Dès cet instant, l'affaire se corse. Car il y a maintenant quinze décagones à compléter (Fig7), et l'on pressent que cela n'ira pas en se simplifiant. Toutefois, le fait d'utiliser un programme informatique nous permet d'abuser du copier-coller, et d'essayer les différentes dispositions admissibles des éléments collés.

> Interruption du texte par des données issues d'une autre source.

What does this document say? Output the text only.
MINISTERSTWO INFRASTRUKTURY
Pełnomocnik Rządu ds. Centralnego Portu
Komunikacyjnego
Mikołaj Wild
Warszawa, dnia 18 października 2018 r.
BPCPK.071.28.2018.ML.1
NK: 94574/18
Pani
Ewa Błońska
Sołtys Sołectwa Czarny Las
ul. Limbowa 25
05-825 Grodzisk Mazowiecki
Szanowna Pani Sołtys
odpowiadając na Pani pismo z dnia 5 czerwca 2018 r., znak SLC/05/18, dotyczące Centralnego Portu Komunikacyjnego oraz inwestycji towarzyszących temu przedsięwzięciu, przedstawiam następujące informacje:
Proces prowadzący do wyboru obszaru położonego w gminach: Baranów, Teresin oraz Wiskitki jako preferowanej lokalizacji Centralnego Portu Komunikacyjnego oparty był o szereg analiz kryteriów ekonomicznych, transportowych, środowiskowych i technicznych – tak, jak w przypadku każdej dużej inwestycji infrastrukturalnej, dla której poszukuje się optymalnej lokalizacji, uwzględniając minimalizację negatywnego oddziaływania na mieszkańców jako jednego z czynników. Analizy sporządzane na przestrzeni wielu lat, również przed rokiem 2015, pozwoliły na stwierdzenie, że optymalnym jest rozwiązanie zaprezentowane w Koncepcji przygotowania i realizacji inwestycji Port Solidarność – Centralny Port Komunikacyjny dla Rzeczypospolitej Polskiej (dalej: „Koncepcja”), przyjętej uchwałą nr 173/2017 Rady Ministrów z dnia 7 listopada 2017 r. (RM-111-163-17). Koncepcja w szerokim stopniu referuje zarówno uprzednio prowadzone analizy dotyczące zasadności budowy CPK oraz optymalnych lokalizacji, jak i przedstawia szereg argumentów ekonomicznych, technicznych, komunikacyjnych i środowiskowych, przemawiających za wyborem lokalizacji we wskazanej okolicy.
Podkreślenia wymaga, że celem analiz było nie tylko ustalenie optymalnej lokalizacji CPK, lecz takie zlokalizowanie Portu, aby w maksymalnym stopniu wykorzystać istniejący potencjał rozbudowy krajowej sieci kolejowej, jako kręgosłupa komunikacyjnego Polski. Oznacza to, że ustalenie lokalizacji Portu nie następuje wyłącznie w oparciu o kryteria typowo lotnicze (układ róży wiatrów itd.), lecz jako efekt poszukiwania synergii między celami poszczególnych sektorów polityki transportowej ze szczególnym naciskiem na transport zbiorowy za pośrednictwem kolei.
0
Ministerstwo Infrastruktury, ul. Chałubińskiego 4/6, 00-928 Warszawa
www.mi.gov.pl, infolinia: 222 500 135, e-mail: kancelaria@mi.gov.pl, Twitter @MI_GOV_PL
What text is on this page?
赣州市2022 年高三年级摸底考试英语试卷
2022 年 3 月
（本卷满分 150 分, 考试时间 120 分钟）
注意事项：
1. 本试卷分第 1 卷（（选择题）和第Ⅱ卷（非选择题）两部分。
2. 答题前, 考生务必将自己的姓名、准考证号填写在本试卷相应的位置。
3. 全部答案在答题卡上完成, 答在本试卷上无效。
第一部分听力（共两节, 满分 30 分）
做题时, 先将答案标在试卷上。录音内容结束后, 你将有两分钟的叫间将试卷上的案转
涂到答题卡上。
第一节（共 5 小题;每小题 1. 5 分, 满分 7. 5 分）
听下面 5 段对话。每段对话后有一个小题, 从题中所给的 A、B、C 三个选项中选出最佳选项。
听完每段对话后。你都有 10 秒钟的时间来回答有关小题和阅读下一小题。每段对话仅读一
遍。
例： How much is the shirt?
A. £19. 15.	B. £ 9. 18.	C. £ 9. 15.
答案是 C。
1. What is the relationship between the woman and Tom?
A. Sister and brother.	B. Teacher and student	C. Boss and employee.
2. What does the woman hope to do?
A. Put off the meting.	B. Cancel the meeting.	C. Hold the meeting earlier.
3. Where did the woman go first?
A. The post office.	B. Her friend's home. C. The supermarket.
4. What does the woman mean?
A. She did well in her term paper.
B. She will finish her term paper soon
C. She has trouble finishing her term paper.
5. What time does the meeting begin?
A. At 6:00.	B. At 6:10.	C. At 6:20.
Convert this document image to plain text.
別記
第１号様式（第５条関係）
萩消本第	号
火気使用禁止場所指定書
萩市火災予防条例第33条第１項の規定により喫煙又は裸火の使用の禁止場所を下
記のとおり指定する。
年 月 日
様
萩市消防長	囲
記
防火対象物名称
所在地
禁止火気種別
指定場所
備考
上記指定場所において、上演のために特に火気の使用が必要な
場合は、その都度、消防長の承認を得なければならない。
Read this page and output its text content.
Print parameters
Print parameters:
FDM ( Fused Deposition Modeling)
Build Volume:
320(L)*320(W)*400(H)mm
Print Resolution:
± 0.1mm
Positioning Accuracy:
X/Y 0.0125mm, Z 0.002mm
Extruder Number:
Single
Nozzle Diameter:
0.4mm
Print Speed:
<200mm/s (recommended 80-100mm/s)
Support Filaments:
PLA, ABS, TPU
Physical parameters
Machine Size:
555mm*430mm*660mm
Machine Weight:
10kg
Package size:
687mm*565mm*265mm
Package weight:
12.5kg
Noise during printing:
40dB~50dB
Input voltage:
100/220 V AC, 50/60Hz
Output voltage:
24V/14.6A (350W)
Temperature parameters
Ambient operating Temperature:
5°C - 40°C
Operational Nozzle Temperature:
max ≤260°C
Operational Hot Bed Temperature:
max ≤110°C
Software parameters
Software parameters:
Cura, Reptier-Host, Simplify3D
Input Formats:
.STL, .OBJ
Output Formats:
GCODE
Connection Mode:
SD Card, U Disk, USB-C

La boîte de dialogue F4 >Script Transform : Rotate est d'un grand secours pour ce genre de travail.
Voir illustration : Placement des tommettes.
Après des heures de patience étalées sur plusieurs jours, qui ont conduit au 6° ou 7° cercle d'expansion, on peut établir plusieurs constats, à suivre sur l'illustration "Distribution des motifs".
A ce stade, l'axe horizontal d'origine assure toujours la symétrie verticale de l'ouvrage.
Les motifs se répètent suivant les axes des pointes de l'étoile, à savoir tous les 72°, régulièrement distribués sur 360°. Il y a donc 5 motifs répartis sur la totalité de chaque cercle d'expansion, surlignés de différentes couleurs sur l'illustration. D'abord 5 motifs mauves, puis 5 motifs bleus qui s'imbriquent dans 5 motifs rouges; ensuite 5 + 5 motifs verts foncés, puis 5 grands motifs cyans entre lesquels s'intercalent 5 + 5 étoiles qui n'ont pas été surlignées...Toujours des multiples de 5.
Jusque ici, le pavage semble périodique : on peut toujours s'attendre à retrouver un motif à l'endroit où on le cherche. Oui mais : à peine plus loin, voici qu'apparaît un groupement de 3 étoiles en contact les unes avec les autres, groupement qui rompt la distribution par multiples de 5. Il y en a 6 en tout, surlignées en vert clair.
Surprise, surprise!
Etait-ce prévisible? Ai-je commis une erreur ou n'y avait-il pas d'autre solution? Ou s'agit-il du fameux carcatère de non périodicité de ce pavage?
Je laisse aux perspicaces et aux mathématiciens le soin de répondre.
Voir illustration : Distribution des motifs.
Ce petit exercice ne cherche à résoudre aucun mystère géométrique, quel qu'il soit. Il s'agit juste d'utiliser un programme de dessin vectoriel en mettant ses neurones à contribution. Et comme l'on peut vouloir qu'il en résulte quelque chose d'esthétique, nous exportons le travail final en SVG depuis Skencil. Dans Gimp, qui est en mesure de le récupérer, nous le soumettons à un petit effet de relief par >Filtres> Carte> Repoussage d'après une carte, puis, pour en modifier la teinte d'une façon non uniforme, nous activons
>Filtres> Rendu> Brushed metal appliqué sur un nouveau calque, et enfin nous mélangeons celui-ci avec le calque d'origine en mode Teinte. Le reste, tout le monde sait le faire.
Voir illustration : Au final, après passage dans Gimp.